Nearly a year after Mehlville School District voters agreed to hike their tax bill for Proposition R, the 49-cent tax-rate increase is just now going into effect with higher tax rates.
The new blended tax rate for 2016 would be $4.2735, up from last year’s $3.7539, according to the preliminary tax rates the district published in a public notice in the Call. The blended rate is used for state calculations, but not levied.
The Board of Education will conduct a tax-rate hearing at 6 p.m. Monday, Sept. 26, in the Administration Building, 3180 Lemay Ferry Road.
The published tax rates were based on preliminary numbers from the county assessor’s office that have changed significantly since final numbers came out last week, Chief Financial Officer Marshall Crutcher said. At the time the Call went to press, final rates were not yet available.
Lindbergh Schools is set to hold its tax-rate hearing Tuesday, Sept. 27, but its preliminary tax rates were not available at the time the Call went to press.
In Mehlville, even setting aside the 49-cent tax-rate increase from Proposition R and the continuation of a 4-cent tax, Proposition A, also approved by voters this year, the total tax revenue is set to go up compared to last year due to a spike in the assessed valuation of personal property that gives the district $900,000 extra revenue over that projected in the 2016-2017 budget approved in June.
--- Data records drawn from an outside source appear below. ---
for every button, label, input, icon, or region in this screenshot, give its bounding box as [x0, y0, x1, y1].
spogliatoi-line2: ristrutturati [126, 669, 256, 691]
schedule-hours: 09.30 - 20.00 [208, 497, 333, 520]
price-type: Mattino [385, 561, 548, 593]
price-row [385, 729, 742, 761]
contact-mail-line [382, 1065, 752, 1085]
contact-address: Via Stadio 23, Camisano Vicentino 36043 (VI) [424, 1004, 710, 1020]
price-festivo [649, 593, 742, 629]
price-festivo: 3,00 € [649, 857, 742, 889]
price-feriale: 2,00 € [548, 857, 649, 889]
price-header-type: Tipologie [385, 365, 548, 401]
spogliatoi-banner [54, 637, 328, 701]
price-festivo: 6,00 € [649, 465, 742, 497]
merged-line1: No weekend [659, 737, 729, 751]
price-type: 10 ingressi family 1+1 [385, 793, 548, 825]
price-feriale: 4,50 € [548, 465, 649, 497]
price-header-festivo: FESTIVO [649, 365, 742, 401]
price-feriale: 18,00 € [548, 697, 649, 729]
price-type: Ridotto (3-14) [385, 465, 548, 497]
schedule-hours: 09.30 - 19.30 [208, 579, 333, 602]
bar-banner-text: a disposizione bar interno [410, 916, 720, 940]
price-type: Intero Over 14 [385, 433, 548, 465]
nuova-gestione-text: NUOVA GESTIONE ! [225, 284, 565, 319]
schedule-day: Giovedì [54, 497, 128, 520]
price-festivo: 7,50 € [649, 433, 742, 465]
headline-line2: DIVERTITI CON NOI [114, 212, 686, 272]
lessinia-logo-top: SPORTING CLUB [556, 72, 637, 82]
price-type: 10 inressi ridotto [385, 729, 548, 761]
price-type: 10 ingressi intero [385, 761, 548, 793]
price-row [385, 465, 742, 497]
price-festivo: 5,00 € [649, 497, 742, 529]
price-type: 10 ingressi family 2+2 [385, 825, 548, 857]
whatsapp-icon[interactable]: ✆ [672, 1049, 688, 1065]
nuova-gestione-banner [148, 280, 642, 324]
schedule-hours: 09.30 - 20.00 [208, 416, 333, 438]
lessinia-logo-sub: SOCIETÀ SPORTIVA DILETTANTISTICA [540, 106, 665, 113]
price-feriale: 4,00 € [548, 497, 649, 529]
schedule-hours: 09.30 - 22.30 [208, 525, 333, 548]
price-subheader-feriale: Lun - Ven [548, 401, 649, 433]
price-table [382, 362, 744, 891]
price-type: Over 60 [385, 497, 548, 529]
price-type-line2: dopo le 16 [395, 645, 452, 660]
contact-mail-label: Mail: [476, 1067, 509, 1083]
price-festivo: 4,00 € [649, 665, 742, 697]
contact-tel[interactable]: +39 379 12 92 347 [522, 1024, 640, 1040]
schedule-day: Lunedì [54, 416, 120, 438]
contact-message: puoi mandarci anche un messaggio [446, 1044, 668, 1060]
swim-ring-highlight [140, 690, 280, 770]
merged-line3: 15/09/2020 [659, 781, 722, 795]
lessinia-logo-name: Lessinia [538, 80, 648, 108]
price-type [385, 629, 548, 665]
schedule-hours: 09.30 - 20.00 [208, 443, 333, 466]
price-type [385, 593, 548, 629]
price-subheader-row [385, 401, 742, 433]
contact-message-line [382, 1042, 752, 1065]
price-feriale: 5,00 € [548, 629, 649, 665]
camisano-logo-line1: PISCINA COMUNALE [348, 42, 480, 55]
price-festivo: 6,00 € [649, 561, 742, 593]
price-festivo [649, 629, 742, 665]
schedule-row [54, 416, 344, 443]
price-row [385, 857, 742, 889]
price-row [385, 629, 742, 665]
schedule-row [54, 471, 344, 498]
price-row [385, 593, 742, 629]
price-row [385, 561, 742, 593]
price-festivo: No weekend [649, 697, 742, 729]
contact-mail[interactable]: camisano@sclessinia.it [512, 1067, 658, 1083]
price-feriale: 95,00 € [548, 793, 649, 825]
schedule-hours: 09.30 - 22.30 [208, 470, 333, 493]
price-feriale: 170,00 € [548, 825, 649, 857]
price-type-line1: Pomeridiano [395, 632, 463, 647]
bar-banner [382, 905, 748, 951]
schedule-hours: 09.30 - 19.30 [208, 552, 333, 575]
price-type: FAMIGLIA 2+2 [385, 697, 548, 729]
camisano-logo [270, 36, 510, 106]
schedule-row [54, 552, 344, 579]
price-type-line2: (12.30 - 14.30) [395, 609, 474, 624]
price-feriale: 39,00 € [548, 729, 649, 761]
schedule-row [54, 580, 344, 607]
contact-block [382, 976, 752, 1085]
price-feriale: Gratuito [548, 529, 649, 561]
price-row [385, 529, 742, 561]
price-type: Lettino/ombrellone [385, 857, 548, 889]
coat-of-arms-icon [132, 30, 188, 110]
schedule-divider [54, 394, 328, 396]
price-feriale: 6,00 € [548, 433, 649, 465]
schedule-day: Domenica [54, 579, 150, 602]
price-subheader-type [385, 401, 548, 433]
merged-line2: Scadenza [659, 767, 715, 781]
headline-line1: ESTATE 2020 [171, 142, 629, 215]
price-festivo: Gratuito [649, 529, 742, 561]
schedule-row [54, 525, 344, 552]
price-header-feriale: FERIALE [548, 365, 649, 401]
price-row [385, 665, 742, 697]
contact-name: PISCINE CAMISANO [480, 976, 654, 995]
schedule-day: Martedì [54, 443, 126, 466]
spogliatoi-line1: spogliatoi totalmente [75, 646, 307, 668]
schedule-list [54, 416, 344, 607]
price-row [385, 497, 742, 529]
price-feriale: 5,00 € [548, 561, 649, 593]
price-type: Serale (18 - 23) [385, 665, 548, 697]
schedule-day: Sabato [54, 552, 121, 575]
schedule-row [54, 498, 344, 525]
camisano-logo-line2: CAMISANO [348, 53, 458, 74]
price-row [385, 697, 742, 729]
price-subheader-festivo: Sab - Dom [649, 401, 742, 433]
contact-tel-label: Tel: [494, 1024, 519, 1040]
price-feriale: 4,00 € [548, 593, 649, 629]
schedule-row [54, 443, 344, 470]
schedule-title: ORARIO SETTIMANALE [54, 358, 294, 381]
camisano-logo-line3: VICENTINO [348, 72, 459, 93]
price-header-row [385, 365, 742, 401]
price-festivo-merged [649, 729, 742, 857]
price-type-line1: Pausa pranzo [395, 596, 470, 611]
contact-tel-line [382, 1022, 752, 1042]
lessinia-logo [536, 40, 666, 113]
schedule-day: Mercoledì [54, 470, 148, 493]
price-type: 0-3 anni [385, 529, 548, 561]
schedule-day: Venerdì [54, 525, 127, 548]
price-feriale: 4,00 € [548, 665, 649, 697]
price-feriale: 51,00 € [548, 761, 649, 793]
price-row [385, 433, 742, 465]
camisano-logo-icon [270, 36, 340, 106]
That projection comes from the final assessed valuation released by the county assessor last week, but when preliminary numbers came out in July, Mehlville was looking at a $32 million spike in personal property assessed valuation that led to a Sept. 7 Finance Committee discussion on what to do with any extra revenue.
“Initially, I was projecting $1.8 million extra revenue above our budget, and now I’m only projecting about $900,000 above our budget,” Crutcher told the Call.
Total tax revenue will go up roughly $9.2 million, including $8 million from Prop R, $200,000 from an increase of new construction and $900,000 from personal property.
The September downgrade to $257 million in personal property assessed valuation, or AV, from the July projection of $275 million could have simply been a typo on the part of the assessor, Crutcher noted.
Personal property AV stood at $240 million last year.
Going by the July numbers that Crutcher presented to the Board of Education Aug. 25, new construction had doubled to $5 million from the 2013 number that the district used to project the total.
Commercial AV went down $1.5 million, while residential AV went up $500,000.
The sharp difference in personal property year-on-year could be explained by two different theories, Superintendent Chris Gaines told the finance panel.
“One — People bought more stuff — cars, boats, four-wheelers, whatever,” Gaines said. “The other theory — a good friend of mine is an assistant assessor in Cape (Girardeau) County, and he said they had to go with a different standard and book on determining personal property, and that drove up personal property values.”
“I find it hard to believe we had that much additional spending money,” Crutcher said.
The Finance Committee discussed what to do with the initially projected $1.8 million hike to give a future recommendation to the board on what to do with the money.
“The most severe need that we have in this district is capital needs,” Crutcher said.
Options include paying off debt, designating funds for 1:1 technology, roofing or buses, or tackling a project on the $55 million list of capital needs, the CFO noted.